For repeated operations on the same dataset, transfer cost is amortised. For single-pass operations, transfer time can dominate. The rule: if GPU computation is < 3× faster than transfer time, CPU may be faster overall.

# Production Integration

In a production spatial pipeline, cuSpatial fits between data loading and result writing:

import geopandas as gpd
import cudf
import cuspatial

# Load data from GeoParquet via GeoPandas (CPU)
pings_gdf = gpd.read_parquet("gps_pings.parquet")
zones_gdf = gpd.read_parquet("zones.parquet")

# Transfer to GPU for spatial join
# (requires geometry serialisation to cuspatial format)
pings_gpu = cuspatial.from_geopandas(pings_gdf)
zones_gpu = cuspatial.from_geopandas(zones_gdf)

# Run GPU spatial join
joined_gpu = cuspatial.sjoin(pings_gpu, zones_gpu, how='inner', predicate='within')
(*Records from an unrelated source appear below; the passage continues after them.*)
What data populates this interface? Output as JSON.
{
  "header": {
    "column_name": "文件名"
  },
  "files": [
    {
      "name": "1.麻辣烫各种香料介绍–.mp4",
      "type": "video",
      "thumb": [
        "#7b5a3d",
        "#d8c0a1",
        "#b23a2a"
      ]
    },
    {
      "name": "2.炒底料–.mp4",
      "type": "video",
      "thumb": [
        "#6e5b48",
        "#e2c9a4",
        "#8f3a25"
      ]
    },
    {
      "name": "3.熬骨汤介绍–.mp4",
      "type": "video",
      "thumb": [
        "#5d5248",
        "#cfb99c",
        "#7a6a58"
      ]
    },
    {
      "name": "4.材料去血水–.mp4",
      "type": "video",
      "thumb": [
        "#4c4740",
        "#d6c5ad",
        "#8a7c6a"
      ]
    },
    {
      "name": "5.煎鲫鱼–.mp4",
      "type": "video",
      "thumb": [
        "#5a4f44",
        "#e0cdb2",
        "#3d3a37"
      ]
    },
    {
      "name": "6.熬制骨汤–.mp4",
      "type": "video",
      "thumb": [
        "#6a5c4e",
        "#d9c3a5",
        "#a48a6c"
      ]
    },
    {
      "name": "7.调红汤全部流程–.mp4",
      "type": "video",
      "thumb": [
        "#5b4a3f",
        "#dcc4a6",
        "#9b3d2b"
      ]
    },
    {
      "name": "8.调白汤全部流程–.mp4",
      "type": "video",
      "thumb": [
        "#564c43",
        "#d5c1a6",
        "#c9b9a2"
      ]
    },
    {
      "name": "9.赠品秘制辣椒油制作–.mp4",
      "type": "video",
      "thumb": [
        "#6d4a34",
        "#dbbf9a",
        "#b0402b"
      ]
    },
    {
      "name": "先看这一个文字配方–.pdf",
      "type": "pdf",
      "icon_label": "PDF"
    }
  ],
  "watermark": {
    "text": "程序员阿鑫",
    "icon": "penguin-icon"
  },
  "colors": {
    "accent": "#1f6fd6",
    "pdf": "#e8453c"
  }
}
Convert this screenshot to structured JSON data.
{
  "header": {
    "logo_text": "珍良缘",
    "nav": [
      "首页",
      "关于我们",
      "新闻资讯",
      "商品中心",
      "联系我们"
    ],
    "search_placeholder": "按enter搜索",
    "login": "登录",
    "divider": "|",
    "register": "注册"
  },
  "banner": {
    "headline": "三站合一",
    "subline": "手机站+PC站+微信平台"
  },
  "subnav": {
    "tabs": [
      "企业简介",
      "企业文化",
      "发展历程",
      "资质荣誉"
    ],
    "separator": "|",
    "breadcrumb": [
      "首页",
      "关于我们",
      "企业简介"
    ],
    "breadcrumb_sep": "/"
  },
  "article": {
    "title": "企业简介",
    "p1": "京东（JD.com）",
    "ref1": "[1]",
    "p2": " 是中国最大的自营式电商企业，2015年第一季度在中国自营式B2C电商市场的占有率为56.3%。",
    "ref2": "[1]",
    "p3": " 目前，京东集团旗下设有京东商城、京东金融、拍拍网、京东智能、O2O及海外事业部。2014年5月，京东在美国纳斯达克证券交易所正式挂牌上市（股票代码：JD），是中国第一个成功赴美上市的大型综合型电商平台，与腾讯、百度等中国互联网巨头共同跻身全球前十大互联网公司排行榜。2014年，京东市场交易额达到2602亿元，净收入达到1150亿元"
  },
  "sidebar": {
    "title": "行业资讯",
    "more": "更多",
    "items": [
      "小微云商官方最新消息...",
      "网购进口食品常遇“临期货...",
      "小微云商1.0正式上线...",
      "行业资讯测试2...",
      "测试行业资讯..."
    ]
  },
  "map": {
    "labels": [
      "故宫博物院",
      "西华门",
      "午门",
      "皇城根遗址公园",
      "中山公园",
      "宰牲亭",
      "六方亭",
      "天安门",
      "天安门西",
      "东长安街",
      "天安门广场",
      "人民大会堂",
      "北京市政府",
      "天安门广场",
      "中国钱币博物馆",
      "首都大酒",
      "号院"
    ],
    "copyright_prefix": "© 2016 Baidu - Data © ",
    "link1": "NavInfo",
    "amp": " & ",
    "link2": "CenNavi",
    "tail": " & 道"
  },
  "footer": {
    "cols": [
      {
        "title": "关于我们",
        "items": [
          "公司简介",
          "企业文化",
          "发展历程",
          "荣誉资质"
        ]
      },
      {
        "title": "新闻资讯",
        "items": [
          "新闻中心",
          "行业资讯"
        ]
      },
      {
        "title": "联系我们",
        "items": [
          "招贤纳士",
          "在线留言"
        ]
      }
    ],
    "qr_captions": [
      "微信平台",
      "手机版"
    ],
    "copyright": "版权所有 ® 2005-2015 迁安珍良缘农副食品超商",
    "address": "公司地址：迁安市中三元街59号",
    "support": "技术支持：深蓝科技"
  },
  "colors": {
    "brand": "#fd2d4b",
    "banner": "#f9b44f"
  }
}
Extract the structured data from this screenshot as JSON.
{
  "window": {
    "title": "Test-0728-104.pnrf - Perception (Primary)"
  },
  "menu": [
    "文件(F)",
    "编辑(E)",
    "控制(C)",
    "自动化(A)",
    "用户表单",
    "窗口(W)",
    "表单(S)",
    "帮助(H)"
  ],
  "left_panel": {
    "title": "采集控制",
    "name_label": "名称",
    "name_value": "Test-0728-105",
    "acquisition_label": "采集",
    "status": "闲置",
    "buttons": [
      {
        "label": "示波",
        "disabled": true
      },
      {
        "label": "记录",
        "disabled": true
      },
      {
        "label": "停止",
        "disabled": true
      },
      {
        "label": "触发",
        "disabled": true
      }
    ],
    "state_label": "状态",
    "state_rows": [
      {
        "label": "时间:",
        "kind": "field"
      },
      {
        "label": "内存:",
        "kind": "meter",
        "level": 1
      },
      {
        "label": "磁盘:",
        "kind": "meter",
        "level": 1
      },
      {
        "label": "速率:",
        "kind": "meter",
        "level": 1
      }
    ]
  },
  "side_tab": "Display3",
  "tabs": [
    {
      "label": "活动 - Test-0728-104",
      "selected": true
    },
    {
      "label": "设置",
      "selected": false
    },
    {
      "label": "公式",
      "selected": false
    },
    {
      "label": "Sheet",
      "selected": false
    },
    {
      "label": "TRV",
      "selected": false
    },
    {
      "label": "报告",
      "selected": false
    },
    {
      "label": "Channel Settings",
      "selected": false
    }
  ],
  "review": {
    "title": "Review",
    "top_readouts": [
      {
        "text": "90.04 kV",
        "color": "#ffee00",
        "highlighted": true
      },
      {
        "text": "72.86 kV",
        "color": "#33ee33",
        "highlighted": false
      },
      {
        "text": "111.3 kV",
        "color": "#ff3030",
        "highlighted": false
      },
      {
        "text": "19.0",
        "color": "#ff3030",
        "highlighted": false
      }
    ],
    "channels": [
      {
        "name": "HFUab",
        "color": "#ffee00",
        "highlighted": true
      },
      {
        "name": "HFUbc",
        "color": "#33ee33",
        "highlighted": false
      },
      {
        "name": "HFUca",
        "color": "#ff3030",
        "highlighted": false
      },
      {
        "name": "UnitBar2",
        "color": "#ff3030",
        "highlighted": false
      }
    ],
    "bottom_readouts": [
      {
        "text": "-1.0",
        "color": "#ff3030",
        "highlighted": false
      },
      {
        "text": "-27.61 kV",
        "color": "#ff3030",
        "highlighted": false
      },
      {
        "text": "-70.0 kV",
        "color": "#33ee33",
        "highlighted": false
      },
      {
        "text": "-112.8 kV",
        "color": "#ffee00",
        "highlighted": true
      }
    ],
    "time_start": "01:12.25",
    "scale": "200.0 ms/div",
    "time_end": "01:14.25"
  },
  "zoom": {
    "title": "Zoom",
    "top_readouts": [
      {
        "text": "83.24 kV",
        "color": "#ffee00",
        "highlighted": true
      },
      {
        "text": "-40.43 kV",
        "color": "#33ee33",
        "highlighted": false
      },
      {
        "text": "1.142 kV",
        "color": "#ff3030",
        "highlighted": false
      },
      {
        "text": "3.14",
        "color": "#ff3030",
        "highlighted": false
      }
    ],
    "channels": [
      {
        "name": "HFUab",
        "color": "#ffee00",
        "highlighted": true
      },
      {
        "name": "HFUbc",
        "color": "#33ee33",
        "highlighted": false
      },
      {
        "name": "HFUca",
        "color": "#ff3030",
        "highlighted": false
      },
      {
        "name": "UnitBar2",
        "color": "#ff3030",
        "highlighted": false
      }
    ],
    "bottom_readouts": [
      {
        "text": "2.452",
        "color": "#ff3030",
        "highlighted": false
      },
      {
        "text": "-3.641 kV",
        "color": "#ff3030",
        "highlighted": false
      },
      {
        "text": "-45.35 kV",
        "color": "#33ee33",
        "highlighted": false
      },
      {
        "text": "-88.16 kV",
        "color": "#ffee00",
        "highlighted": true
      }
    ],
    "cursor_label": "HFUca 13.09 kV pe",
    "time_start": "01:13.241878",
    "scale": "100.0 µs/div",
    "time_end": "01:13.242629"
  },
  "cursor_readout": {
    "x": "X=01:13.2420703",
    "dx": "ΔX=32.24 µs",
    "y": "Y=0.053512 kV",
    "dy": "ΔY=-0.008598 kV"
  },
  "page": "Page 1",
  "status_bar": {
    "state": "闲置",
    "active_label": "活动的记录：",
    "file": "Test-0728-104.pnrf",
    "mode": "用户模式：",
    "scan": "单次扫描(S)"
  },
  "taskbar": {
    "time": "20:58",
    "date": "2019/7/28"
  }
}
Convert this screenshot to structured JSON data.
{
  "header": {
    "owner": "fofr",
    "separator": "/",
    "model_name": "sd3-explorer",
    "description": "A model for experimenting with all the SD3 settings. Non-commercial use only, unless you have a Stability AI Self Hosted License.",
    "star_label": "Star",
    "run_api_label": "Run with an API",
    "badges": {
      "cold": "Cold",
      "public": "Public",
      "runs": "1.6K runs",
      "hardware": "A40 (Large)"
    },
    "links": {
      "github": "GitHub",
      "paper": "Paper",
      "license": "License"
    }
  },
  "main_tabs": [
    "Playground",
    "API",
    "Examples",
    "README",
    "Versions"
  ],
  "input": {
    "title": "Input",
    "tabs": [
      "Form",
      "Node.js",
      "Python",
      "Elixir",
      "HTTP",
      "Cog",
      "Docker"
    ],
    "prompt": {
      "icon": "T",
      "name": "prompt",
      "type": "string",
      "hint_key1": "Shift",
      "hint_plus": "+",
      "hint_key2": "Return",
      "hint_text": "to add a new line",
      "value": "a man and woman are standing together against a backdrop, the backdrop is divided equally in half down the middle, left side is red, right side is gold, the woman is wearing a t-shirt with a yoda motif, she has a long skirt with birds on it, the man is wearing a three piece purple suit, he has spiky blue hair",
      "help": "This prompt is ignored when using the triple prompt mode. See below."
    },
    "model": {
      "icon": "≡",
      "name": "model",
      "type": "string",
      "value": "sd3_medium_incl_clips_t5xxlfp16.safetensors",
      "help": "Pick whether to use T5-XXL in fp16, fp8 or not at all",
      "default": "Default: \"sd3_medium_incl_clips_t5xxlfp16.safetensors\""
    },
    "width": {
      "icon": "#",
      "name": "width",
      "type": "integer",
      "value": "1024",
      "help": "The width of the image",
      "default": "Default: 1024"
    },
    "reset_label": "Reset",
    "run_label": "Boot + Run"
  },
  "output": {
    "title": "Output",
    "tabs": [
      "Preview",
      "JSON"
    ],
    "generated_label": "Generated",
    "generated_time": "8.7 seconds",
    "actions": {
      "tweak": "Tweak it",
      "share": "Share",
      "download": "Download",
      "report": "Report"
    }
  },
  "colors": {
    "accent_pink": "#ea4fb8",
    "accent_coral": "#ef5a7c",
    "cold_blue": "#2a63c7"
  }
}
# Transfer result back to CPU for downstream processing
joined_cpu = joined_gpu.to_geopandas()

GPU spatial analytics is most impactful in high-throughput streaming pipelines (telematics, real-time demand forecasting, fraud detection) where the GPU is already warm and data transfer overhead is amortised across a continuous stream of events. For batch analytics, the complexity is justified only when CPU tools genuinely cannot meet the latency requirement.